GeographicLib: moving a latLon coordinate and back creates an offset

Question

Using the following code (emplyoing GeographicLib) which is moving a coordinate and back again creates an offset to the original starting point. The difference is growing with the distance of movement and depends on the Azimuth. The same is true for using both GeodesicExact and Geodesic. What i want to achieve in the end is creating a latLon shape by moving the starting coordinate.

Is there are an exact/better way of doing this or do I miss something fundamental?

inline double distanceInMeters(const GeoCoords &_c1, const GeoCoords &_c2) {
    GeodesicExact   geod = geodWGS84(); // GeodesicExact::WGS84()
    double          meters;
    geod.Inverse(_c1.Latitude(), _c1.Longitude(),
        _c2.Latitude(), _c2.Longitude(),
        meters);
    return meters;
}

// move coord _byMeters in direction _azimuth
// inexact with horiz moves !!!
inline GeoCoords move(const GeoCoords &_coords, const double &_azimuth, const double &_byMeters) {
    GeodesicExact   geod = geodWGS84();  // GeodesicExact::WGS84()
    double          latOut, lngOut;
    geod.Direct(_coords.Latitude(), _coords.Longitude(), _azimuth, _byMeters, latOut, lngOut);
    return GeoCoords(latOut, lngOut);
}

inline void testDistanceMove() {
    GeoCoords c(12.3456789, 12.3456789);
    GeoCoords cc = c;
    double dist = 123459998.6789; // meters
    bool bHorz = true; // <-- creates some offset???
    bool bVert = true; // almost exact
    if (bHorz) cc = move(cc, Azimuth::WEST, dist); // 270.
    if (bVert) cc = move(cc, Azimuth::SOUTH, dist); // 180
    if (bHorz) cc = move(cc, Azimuth::EAST, dist);  // 90.
    if (bVert) cc = move(cc, Azimuth::NORTH, dist); // 0.

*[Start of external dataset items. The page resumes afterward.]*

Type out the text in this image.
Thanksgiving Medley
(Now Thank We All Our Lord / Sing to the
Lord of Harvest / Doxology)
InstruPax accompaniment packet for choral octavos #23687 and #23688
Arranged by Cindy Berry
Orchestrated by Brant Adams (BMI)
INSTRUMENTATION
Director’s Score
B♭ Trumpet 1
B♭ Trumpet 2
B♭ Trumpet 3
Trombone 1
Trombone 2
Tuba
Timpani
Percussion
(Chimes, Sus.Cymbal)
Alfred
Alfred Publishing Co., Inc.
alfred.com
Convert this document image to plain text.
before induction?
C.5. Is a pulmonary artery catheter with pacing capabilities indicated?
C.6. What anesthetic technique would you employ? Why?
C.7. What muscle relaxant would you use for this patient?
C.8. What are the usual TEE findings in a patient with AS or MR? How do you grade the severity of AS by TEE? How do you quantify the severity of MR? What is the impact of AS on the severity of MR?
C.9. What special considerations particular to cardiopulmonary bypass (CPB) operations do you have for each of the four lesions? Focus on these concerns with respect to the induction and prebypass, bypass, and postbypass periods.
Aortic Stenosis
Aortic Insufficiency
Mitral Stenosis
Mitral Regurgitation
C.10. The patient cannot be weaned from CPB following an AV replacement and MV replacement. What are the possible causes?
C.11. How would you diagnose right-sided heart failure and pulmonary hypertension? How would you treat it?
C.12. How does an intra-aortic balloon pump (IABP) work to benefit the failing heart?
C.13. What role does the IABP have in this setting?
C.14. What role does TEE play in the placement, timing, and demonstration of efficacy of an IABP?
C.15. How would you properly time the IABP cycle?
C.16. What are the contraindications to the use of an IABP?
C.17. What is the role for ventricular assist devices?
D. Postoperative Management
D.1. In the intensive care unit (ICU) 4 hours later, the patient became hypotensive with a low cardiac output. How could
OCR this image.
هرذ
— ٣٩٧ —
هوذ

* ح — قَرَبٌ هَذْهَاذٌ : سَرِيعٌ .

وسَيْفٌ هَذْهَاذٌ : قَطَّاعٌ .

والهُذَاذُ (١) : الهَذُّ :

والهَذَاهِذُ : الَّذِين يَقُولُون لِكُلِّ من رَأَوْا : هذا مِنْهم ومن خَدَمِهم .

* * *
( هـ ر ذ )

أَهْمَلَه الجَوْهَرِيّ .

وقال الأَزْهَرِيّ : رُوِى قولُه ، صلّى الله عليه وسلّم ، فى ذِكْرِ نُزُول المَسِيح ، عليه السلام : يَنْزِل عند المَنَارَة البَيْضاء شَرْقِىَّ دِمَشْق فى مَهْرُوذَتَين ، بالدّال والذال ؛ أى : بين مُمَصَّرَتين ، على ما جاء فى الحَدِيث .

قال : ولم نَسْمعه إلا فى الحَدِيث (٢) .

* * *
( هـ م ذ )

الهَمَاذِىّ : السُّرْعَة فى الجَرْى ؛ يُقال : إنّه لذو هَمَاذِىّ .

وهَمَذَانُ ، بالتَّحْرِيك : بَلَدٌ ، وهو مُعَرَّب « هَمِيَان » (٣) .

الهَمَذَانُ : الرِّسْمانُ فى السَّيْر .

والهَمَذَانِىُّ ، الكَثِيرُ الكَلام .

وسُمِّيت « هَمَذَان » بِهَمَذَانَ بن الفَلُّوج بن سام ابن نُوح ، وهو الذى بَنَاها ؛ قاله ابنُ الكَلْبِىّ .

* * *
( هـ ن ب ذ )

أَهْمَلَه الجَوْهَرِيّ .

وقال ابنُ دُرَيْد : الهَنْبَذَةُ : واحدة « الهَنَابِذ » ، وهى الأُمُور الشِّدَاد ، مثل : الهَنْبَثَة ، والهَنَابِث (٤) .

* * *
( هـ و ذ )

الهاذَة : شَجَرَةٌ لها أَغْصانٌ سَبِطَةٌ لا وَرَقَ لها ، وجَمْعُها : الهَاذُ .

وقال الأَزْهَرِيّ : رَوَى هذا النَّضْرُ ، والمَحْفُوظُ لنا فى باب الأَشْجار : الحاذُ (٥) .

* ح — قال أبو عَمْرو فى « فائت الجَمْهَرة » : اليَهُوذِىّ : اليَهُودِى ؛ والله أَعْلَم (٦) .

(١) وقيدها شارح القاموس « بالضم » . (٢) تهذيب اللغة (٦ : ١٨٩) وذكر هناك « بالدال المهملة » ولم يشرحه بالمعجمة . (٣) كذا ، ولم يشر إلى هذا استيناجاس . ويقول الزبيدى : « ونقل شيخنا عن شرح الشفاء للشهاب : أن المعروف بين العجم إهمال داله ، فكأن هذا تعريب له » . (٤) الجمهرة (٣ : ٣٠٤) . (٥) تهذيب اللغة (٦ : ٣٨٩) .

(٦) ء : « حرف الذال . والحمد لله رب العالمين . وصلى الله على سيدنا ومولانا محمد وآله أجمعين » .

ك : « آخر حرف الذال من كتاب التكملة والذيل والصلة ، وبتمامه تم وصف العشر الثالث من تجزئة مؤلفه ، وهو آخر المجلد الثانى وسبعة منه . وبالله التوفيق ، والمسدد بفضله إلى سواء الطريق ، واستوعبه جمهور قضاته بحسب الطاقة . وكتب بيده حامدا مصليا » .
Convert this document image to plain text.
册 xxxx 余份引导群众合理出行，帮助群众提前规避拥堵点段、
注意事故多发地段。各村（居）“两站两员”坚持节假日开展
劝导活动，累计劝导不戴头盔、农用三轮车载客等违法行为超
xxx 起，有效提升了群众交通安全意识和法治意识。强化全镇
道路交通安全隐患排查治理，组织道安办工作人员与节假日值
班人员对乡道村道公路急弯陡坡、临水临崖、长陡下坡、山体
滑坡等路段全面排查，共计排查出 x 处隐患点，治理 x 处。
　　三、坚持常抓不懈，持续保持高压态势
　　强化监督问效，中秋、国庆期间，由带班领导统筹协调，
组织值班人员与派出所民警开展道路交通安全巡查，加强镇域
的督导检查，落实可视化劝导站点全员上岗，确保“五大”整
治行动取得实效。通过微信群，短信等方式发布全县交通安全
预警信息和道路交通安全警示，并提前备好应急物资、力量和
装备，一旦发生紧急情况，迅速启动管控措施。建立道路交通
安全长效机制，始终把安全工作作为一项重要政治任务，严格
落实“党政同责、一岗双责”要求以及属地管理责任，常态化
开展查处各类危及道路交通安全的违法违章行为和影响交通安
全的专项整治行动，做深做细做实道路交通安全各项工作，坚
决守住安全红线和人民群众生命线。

    ofLogNotice((__func__)) << "c : " << toString(c);
    ofLogNotice((__func__)) << "cc: " << toString(cc);
    double diff = distanceInMeters(c, cc);
    ofLogNotice((__func__)) << "diff: " << ofToString(diff, 12) << " m";
}

Answer 1

Simple notions of planar notions of geometry don't apply to a sphere on an ellipsoid. For example the sum of the interior angles of a quadrilateral is more than 360°. You would get approximate closure if the distance were small (order of 1km) and you're not close to a pole; however your distance is more than 3 times the circumference of the earth so all bets are off.

ADDENDUM

To help picture the issues, consider starting 1 meter south of the north pole and draw the 4 edges (successively west, south, east, and north) of distance 1 meter. Because 1 meter is much less than the radius of the earth, this is a planar problem. The polyline then looks like (the dashed lines are meridians)

The picture looks even more strange if you start within 1 meter of the south pole.